Trata-se de concretizar os princípios da Doutrina Social da Igreja, patrimônio adquirido ao longo dos séculos e ancorado em experiências de santos que tornaram a Igreja Católica a maior organização caritativa do Planeta; caritativa e não meramente filantrópica, pois os gestos de caridade estabelecem uma aprofunda relação de fraternidade entre quem ajuda e quem é ajudado, pois todos compreendem que temos um único Pai.

A Igreja, no caminho de Jesus, observa as sociedades de diversas épocas, arcadas pela ferida do pecado, e percebe quanto se esquece dos doentes, escravizam-se populações, criam-se massas famintas, dizimam-se etnias em genocídios, promove-se o terrorismo, matam-se fetos e a vida perde valor, e se explora a Criação, “Nossa Casa Comum”.

Nosso Brasil também está ferido pelo pecado. Talvez hoje se prefiram outros termos: crise ética, corrupção, desonestidade ou crise de valores. Teologicamente, trata-se de perceber como o ser humano pode ter um ego inflado e se fechar em si mesmo a tal ponto que a dor do outro não lhe cause mais estranheza. Alguns se fecham tanto que acabam negando a existência de Deus e o ensinamento de Jesus Cristo, pois sabem que não subsistiriam diante de suas palavras: “Tive fome e me destes de comer, tive sede e me destes de beber, estava preso e me visitastes, estava doente e me socorrestes…”
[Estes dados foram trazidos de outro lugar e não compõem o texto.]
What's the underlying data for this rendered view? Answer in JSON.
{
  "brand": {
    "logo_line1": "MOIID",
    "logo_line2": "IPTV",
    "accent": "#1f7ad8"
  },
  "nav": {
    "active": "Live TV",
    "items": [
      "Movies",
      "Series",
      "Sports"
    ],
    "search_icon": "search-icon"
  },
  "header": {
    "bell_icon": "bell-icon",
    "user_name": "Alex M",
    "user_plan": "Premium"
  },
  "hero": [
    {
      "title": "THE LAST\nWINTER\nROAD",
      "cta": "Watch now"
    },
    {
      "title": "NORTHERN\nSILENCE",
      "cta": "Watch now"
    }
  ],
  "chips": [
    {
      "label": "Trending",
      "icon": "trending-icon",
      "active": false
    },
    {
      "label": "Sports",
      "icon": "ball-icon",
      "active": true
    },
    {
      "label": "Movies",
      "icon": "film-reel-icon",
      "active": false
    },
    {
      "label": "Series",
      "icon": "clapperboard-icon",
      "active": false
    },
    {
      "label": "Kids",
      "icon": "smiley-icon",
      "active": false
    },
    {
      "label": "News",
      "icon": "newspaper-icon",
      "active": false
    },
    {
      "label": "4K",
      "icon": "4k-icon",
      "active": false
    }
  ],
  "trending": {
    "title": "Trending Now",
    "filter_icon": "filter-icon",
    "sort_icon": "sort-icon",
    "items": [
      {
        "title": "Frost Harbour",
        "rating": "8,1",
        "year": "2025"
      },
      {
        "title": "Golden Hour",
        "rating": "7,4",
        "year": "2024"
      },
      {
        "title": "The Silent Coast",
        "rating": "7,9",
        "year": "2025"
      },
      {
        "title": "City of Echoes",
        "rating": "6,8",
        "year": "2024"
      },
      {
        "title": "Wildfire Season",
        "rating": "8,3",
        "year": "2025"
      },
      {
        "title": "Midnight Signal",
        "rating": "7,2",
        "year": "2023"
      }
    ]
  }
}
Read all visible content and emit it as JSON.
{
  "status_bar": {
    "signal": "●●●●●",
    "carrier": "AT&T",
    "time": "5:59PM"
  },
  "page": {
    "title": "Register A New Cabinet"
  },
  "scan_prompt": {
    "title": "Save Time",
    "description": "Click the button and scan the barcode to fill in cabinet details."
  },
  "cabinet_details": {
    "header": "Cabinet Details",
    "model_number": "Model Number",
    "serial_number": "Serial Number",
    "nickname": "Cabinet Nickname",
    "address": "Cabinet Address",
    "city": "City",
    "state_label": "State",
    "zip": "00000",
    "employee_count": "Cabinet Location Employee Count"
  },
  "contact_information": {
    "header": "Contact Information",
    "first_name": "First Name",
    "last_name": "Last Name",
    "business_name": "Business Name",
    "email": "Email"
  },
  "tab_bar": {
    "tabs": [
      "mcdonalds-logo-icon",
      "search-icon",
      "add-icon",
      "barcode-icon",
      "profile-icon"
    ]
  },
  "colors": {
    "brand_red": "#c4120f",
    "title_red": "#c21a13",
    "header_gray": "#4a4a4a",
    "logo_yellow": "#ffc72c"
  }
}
Não podemos separar culto de misericórdia, liturgia de ética, adoração ao único e verdadeiro Deus de compromisso com o irmão que padece. Toda divisão e toda tendência a extremos caem na tentação de se desviar do núcleo da fé cristã: o amor a Deus e ao próximo.

Nesse itinerário pascal, a CNBB, por meio da Campanha da Fraternidade, reflete sobre os exercícios quaresmais do jejum, da oração e da esmola na perspectiva da conversão pessoal e da social. Dessa forma, provoca cada pessoa de boa vontade, comunidades cristãs e instituições civis acerca de seu envolvimento com as transformações espirituais, sociais, político-econômicas, ecológicas em nosso atual contexto. O objetivo é verificar a coerência de nossa prática religiosa com o projeto do Reino de Deus anunciado por Jesus Cristo no Evangelho.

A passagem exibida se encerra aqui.